Background information
- Born: March 3, 2005 (age 21) New York City, U.S.
- Genres: Black gospel; R&B; blues;
- Occupations: Musician; singer; actor;
- Instruments: Guitar; vocals;
- Years active: 2017–present
- Label: Columbia

= Miles Caton =

American musician (born 2005)

Miles Caton (born March 3, 2005) is an American musician and actor. He gained recognition for his role as Sammie in Ryan Coogler's horror film Sinners (2025), for which he received various accolades, including the Critics' Choice Movie Award for Best Young Performer and nominations for two Actor Awards and the BAFTA Rising Star Award.

==Early life==
Miles Caton was born on March 3, 2005, in Brooklyn, New York City. He has stated that he came from an "extremely musical family" where every member "can sing or play some type of instrument." Both his mother, pastor Timiney Figueroa, and aunt, Anaysha Figueroa-Cooper, are successful and lifelong gospel singers. Caton began singing at the age of two, and performed a Sam Cooke song at the Lakeview, New York branch of the NAACP's 24th Annual Freedom Fund Awards Gala in October 2010.

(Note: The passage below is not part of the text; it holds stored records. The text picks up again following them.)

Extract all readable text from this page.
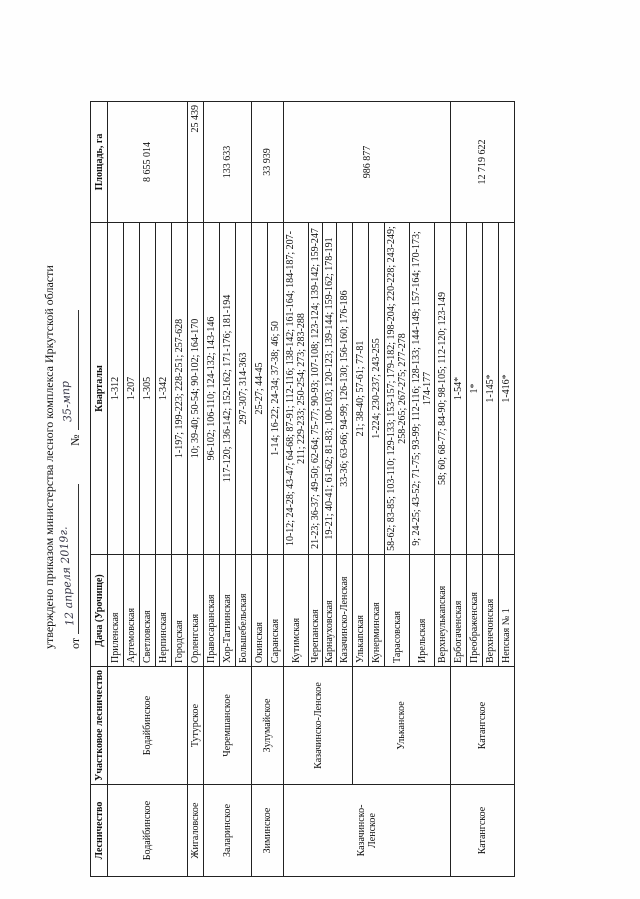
утверждено приказом министерства лесного комплекса Иркутской области от
12 апреля 2019г.
№
35-мпр
Лесничество	Участковое лесничество	Дача (Урочище)	Кварталы	Площадь, га
Бодайбинское	Бодайбинское	Приленская	1-312	8 655 014
		Артемовская	1-207	
		Светловская	1-305	
		Нерпинская	1-342	
		Городская	1-197; 199-223; 228-251; 257-628	
Жигаловское	Тутурское	Орленгская	10; 39-40; 50-54; 90-102; 164-170	25 439
Заларинское	Черемшанское	Правосаранская	96-102; 106-110; 124-132; 143-146	133 633
		Хор-Тагнинская	117-120; 136-142; 152-162; 171-176; 181-194	
		Большебельская	297-307; 314-363	
Зиминское	Зулумайское	Окинская	25-27; 44-45	33 939
		Саранская	1-14; 16-22; 24-34; 37-38; 46; 50	
Казачинско-Ленское	Казачинско-Ленское	Кутимская	10-12; 24-28; 43-47; 64-68; 87-91; 112-116; 138-142; 161-164; 184-187; 207-211; 229-233; 250-254; 273; 283-288	986 877
		Черепанская	21-23; 36-37; 49-50; 62-64; 75-77; 90-93; 107-108; 123-124; 139-142; 159-247	
		Карнауховская	19-21; 40-41; 61-62; 81-83; 100-103; 120-123; 139-144; 159-162; 178-191	
		Казачинско-Ленская	33-36; 63-66; 94-99; 126-130; 156-160; 176-186	
	Ульканское	Улькanская	21; 38-40; 57-61; 77-81	
		Кунерминская	1-224; 230-237; 243-255	
		Тарасовская	58-62; 83-85; 103-110; 129-133; 153-157; 179-182; 198-204; 220-228; 243-249; 258-265; 267-275; 277-278	
		Ирельская	9; 24-25; 43-52; 71-75; 93-99; 112-116; 128-133; 144-149; 157-164; 170-173; 174-177	
		Верхнеулькanская	58; 60; 68-77; 84-90; 98-105; 112-120; 123-149	
Катангское	Катангское	Ербогаченская	1-54*	12 719 622
		Преображенская	1*	
		Верхнечонская	1-145*	
		Непская № 1	1-416*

Caton graduated high school in 2023, after returning from touring with the artist H.E.R.

== Career ==

=== Music ===
Caton gained fame in 2017 after a video of him singing Nina Simone's 1964 hit "Feeling Good" went viral and was sampled in the opening montage video for rapper Jay-Z's song "4:44". In March 2018, Caton appeared on the season three premiere of the NBC variety show Little Big Shots, performing Kurt Carr's "For Every Mountain." Caton was popular enough to return for the Little Big Shots holiday special in December, where he performed "O Holy Night". On Martin Luther King Jr. Day in 2019, Caton performed live on The View alongside gospel singer Yolanda Adams, singing her song "Never Give Up".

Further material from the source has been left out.